Saya lahir dan besar di Lampung. Sejak kecil Bapak sering bercerita bahwa Mbah saya ada di Kebumen, Jawa Tengah, di sebuah kampung bernama Mangunranan.
Mbah Putri, Mbah Ngaliyah juga sering cerita tentang Mangunranan.
Sejak itulah saya penasaran dengan Mangunranan.
Meski sejak 2001 saya sekolah di Semarang, tapi belum ada kesempatan untuk berkunjung ke Mangunranan.
Tahun 2009 saya pernah menyempatkan diri ke Mangunranan sebentar dan hanya bertemu Mbah Muhyidin.
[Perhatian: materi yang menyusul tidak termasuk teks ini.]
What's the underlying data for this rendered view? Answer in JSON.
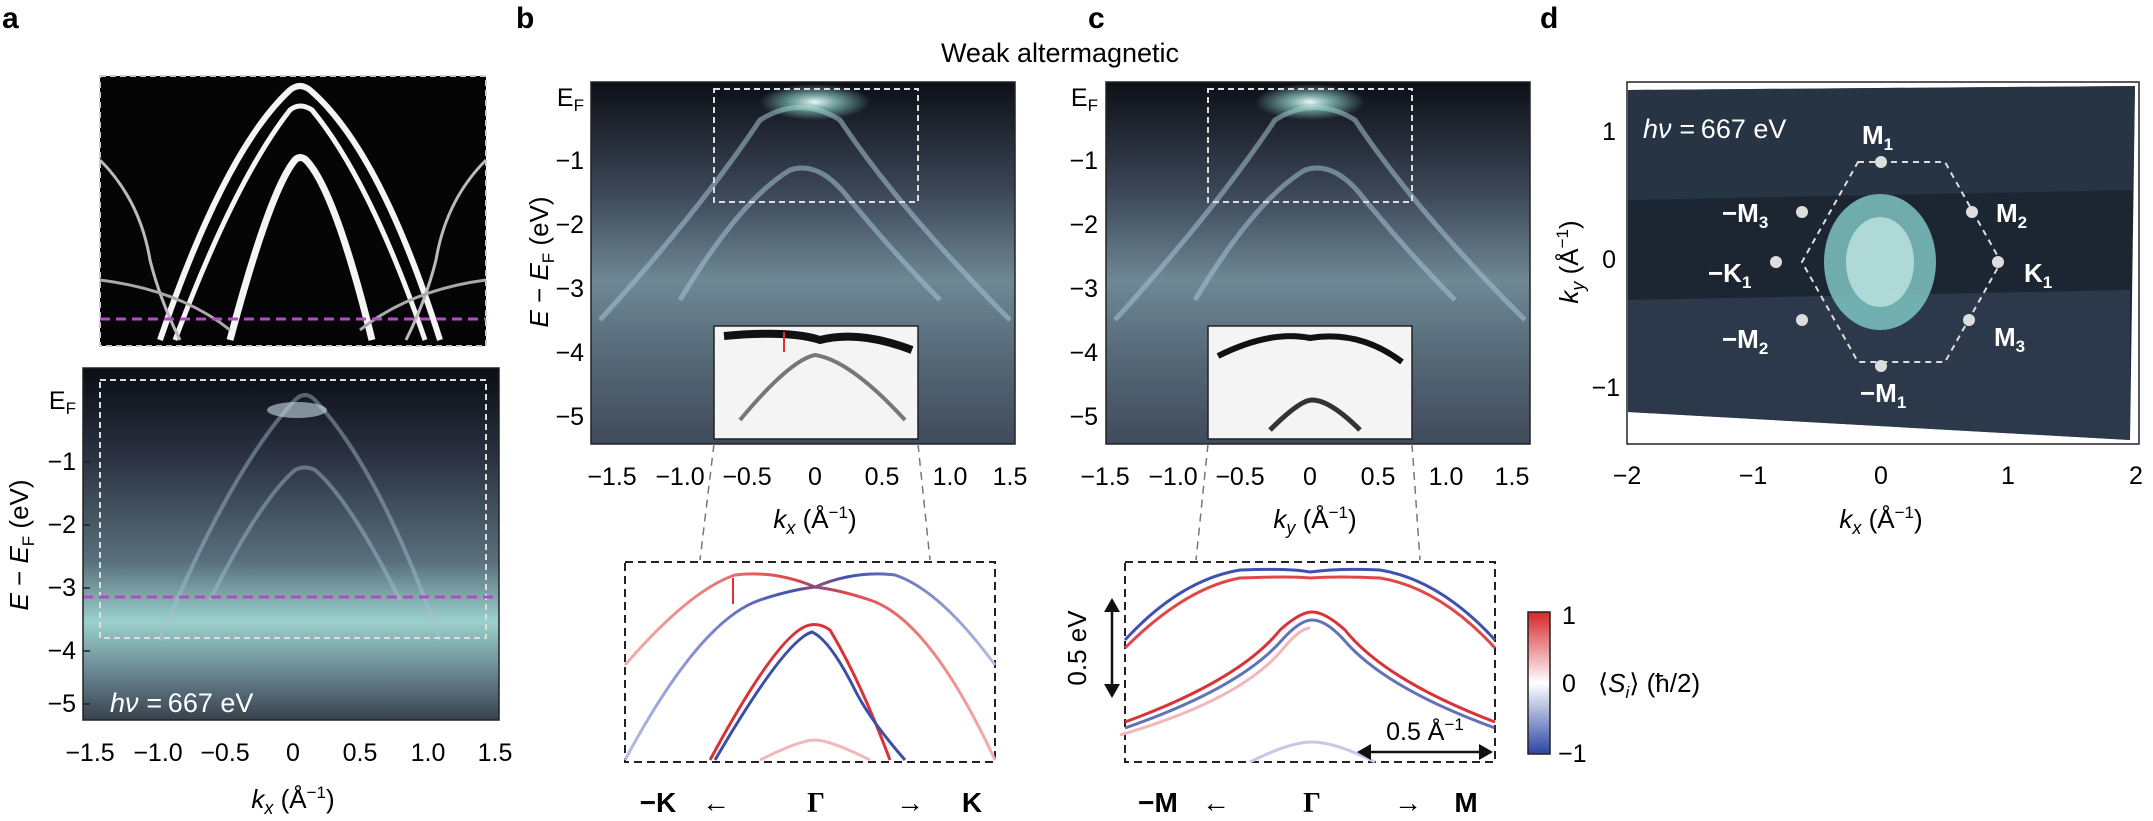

Tapi saat itu cuma bisa bertemu sangat sebentar, tak lebih dari 1 jam karena berburu dengan kegiatan lain.
Tahun 2024 ini saya ingin kembali melacak leluhur di Mangunranan, Kebumen, Jawa Tengah.
Tapi saya sudah lupa-lupa ingat. Sudah 15 tahun berselang.
Saya nekat saja. Pikir saya, mumpung masih bulan Sya'ban. Bisa sekalian nyadran ke makam. Mumpung saya di Jogja. Gas sajalah...
* * *
Sabtu sore (09/03/24) saya menghubungi Mas Asep, kakak sepupu, yang tinggal di Jogja.
Malamnya saya main ke rumah Mas Asep. Saya tanya apakah ada nomor telepon keluarga di Mangunranan yang bisa saya hubungi. Ternyata Mas Asep tidak punya.
Tapi dari Mas Asep saya dapat informasi bahwa setiap tahun sekali ada khaul di Mangunranan atau di Banjar, Jawa Barat.
Lokasinya bergantian setiap tahun. Tapi beberapa tahun ini acara ini mandeg.
Ahad pagi saya telpon Pakdhe Zuhri, ayah dari Mas Asep untuk mencari tahu apakah ada nomor telepon keluarga di Mangunranan. ternyata tidak ada.
Saya kemudian minta nama-nama sesepuh yang ada di Mangunranan. Diberikanlah nama Mbah Munawir, Mbah Sengud, dan Mbah Muhyidin.
Selepas sarapan yang agak kesiangan, saya meluncur dari Krapyak ke Barat. Sengaja saya lewat jalur pansela Deandles agar lebih nyaman untuk bermotor.
Sampai di perbatasan Purworejo-Kebumen saya mendapati banyak kios yang menjual jambu kristal. Saya beli 3 kg untuk oleh-oleh Mbah.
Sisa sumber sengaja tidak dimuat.